E dire che per il resto, la vita di Mike è quasi idilliaca. Perché, lo si capisce subito, non gli manca la ricchezza più grande: l’affetto. A casa lo attendono infatti un’amorevole mogliettina (una splendida Amy Ryan), due figlie, un amico fraterno ed un collega avvocato che si diletta con lui a fare il coach di una scalcinata squadra di adolescenti lottatori.

Improvvisamente, gli si presenta l’occasione d’oro. Uno dei suoi anziani clienti, Leo (Burt Young) colpito da demenza senile, rischia di finire sotto la tutela dello Stato. Mike coglie la palla al balzo: dichiara di voler essere lui il tutore del vecchio, lo schiaffa in una casa di riposo ed intasca mensilmente i 1500 dollari di vitalizio. Finalmente un po’ di respiro: può rinnovare l’assicurazione sanitaria, per lo meno.

Ma ecco la complicazione inaspettata: davanti a casa di Leo, Mike e la moglie trovano il giovanissimo Kyle, sedicente nipote del vecchio.

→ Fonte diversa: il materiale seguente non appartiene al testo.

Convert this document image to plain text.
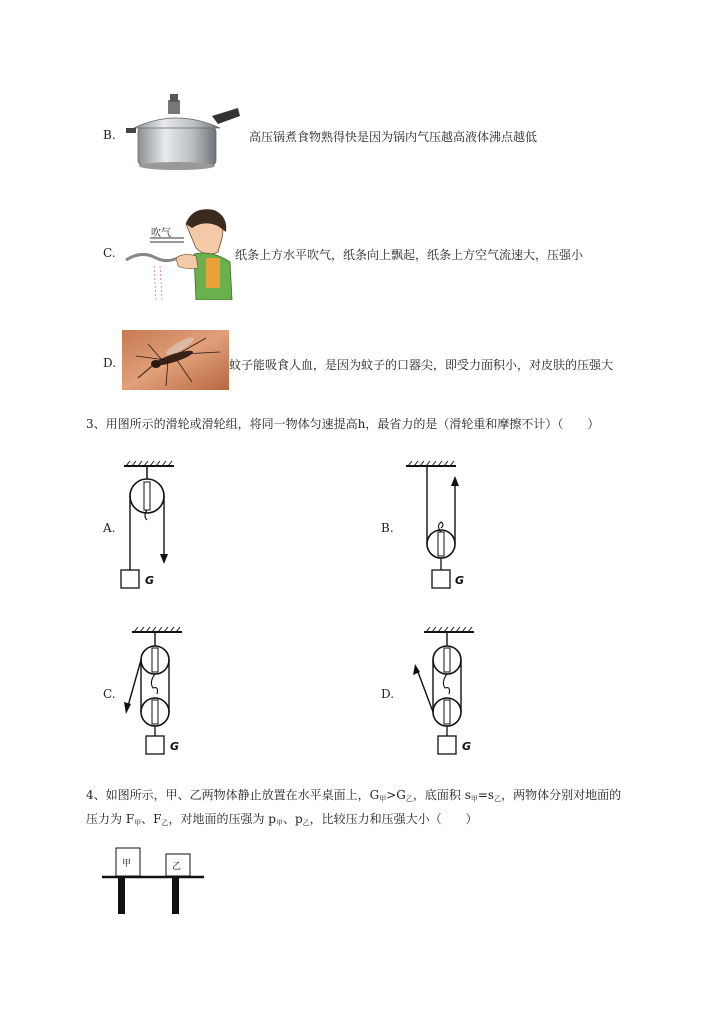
B.	高压锅煮食物熟得快是因为锅内气压越高液体沸点越低
C.
吹气
纸条上方水平吹气，纸条向上飘起，纸条上方空气流速大，压强小
D.	蚊子能吸食人血，是因为蚊子的口器尖，即受力面积小，对皮肤的压强大
3、用图所示的滑轮或滑轮组，将同一物体匀速提高h，最省力的是（滑轮重和摩擦不计）（　　）
A.
G
B.
G
C.
G
D.
G
4、如图所示，甲、乙两物体静止放置在水平桌面上，$G_甲>G_乙$，底面积 $s_甲=s_乙$，两物体分别对地面的
压力为 $F_甲$、$F_乙$，对地面的压强为 $p_甲$、$p_乙$，比较压力和压强大小（　　）
甲	乙
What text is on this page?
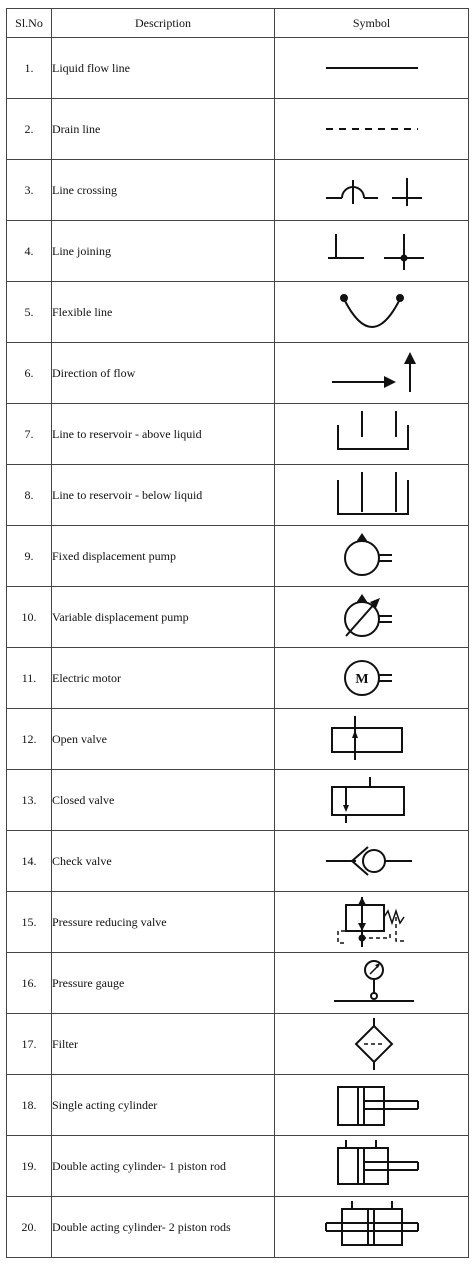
Sl.No	Description	Symbol
1.	Liquid flow line	

2.	Drain line	

3.	Line crossing	

4.	Line joining	

5.	Flexible line	

6.	Direction of flow	

7.	Line to reservoir - above liquid	

8.	Line to reservoir - below liquid	

9.	Fixed displacement pump	

10.	Variable displacement pump	

11.	Electric motor	M

12.	Open valve	

13.	Closed valve	

14.	Check valve	

15.	Pressure reducing valve	

16.	Pressure gauge	

17.	Filter	

18.	Single acting cylinder	

19.	Double acting cylinder- 1 piston rod	

20.	Double acting cylinder- 2 piston rods	
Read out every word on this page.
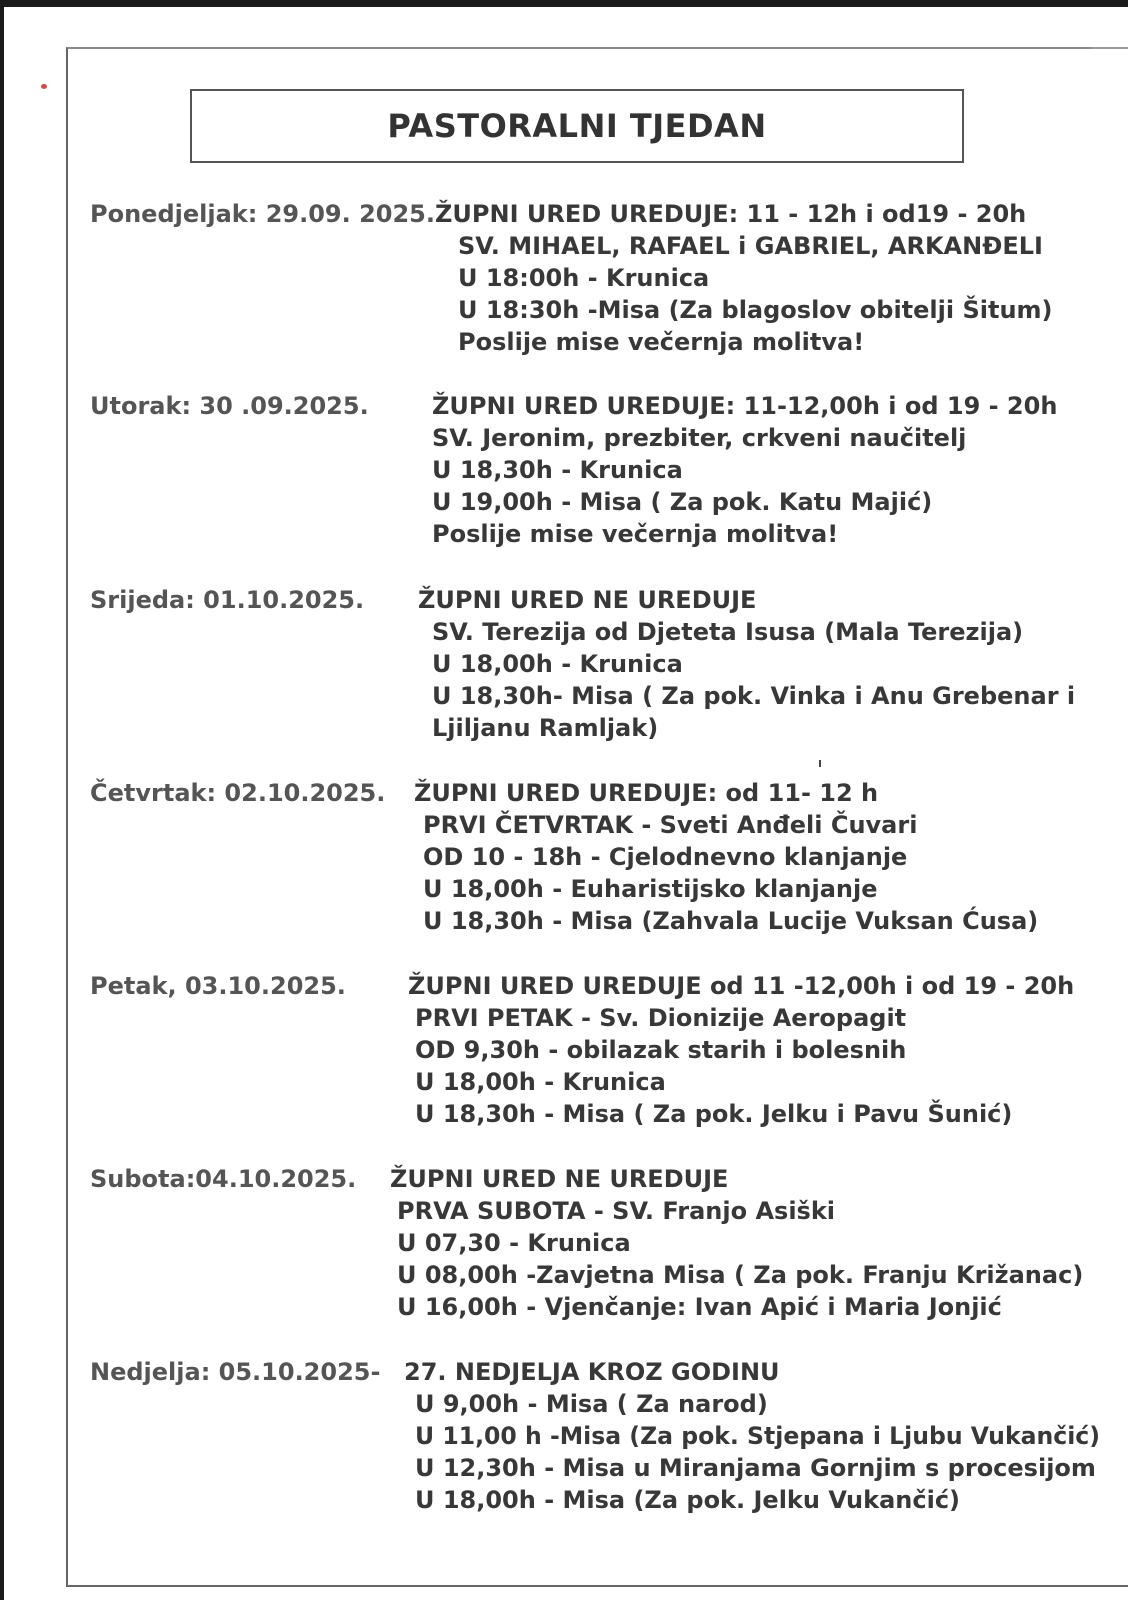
PASTORALNI TJEDAN
Ponedjeljak: 29.09. 2025. ŽUPNI URED UREDUJE: 11 - 12h i od19 - 20h
SV. MIHAEL, RAFAEL i GABRIEL, ARKANĐELI
U 18:00h - Krunica
U 18:30h -Misa (Za blagoslov obitelji Šitum)
Poslije mise večernja molitva!
Utorak: 30 .09.2025.	ŽUPNI URED UREDUJE: 11-12,00h i od 19 - 20h
SV. Jeronim, prezbiter, crkveni naučitelj
U 18,30h - Krunica
U 19,00h - Misa ( Za pok. Katu Majić)
Poslije mise večernja molitva!
Srijeda: 01.10.2025. ŽUPNI URED NE UREDUJE
SV. Terezija od Djeteta Isusa (Mala Terezija)
U 18,00h - Krunica
U 18,30h- Misa ( Za pok. Vinka i Anu Grebenar i
Ljiljanu Ramljak)
Četvrtak: 02.10.2025. ŽUPNI URED UREDUJE: od 11- 12 h
PRVI ČETVRTAK - Sveti Anđeli Čuvari
OD 10 - 18h - Cjelodnevno klanjanje
U 18,00h - Euharistijsko klanjanje
U 18,30h - Misa (Zahvala Lucije Vuksan Ćusa)
Petak, 03.10.2025.	ŽUPNI URED UREDUJE od 11 -12,00h i od 19 - 20h
PRVI PETAK - Sv. Dionizije Aeropagit
OD 9,30h - obilazak starih i bolesnih
U 18,00h - Krunica
U 18,30h - Misa ( Za pok. Jelku i Pavu Šunić)
Subota:04.10.2025. ŽUPNI URED NE UREDUJE
PRVA SUBOTA - SV. Franjo Asiški
U 07,30 - Krunica
U 08,00h -Zavjetna Misa ( Za pok. Franju Križanac)
U 16,00h - Vjenčanje: Ivan Apić i Maria Jonjić
Nedjelja: 05.10.2025- 27. NEDJELJA KROZ GODINU
U 9,00h - Misa ( Za narod)
U 11,00 h -Misa (Za pok. Stjepana i Ljubu Vukančić)
U 12,30h - Misa u Miranjama Gornjim s procesijom
U 18,00h - Misa (Za pok. Jelku Vukančić)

Da questo incontro dipenderà una serie di eventi e di incontri (anche di lotta) destinati a cambiare per sempre la vita di Mike!

“Quella che era iniziata come una commedia sportiva si è poi trasformata in qualcosa di più simile a una commedia umana – ha dichiarato il regista.

E difatti, guardando “Win Win” si ha l’impressione di essere al cospetto di una pellicola non ascrivibile ad un solo genere cinematografico: c’è tutto, il dramma, la commedia, i sentimenti, l’ironia, la vita.

Ottimi tutti gli attori, a cominciare da Paul Giamatti: “Sono stato attratto dal personaggio e ho pensato che Tom McCarthy stava cercando di fare qualcosa di molto interessante, un film astuto e ben scritto. Il mio Mike è un uomo la cui vita è abbastanza retta e poi una piccola decisione la fa deviare dalla norma. Questo elemento è difficile da rendere bene”. Come rendere un uomo che sta lottando per la sua famiglia senza cadere in un disperato stereotipo, ma conferendogli avvincenti e ricchi livelli comici? “È stata una sfida perché Mike non è come i personaggi a cui sono abituato. È abbastanza contenuto e non si dà agli eccessi emotivi”.

Il risultato è notevole. Se avrete occasione di recarvi al cinema a vedere “Mosse vincenti”, questo il titolo italiano del film, vi scoprirete a sorridere, a commuovervi, a ridere con i protagonisti. Insomma, questi 106’ valgono assolutamente la visione.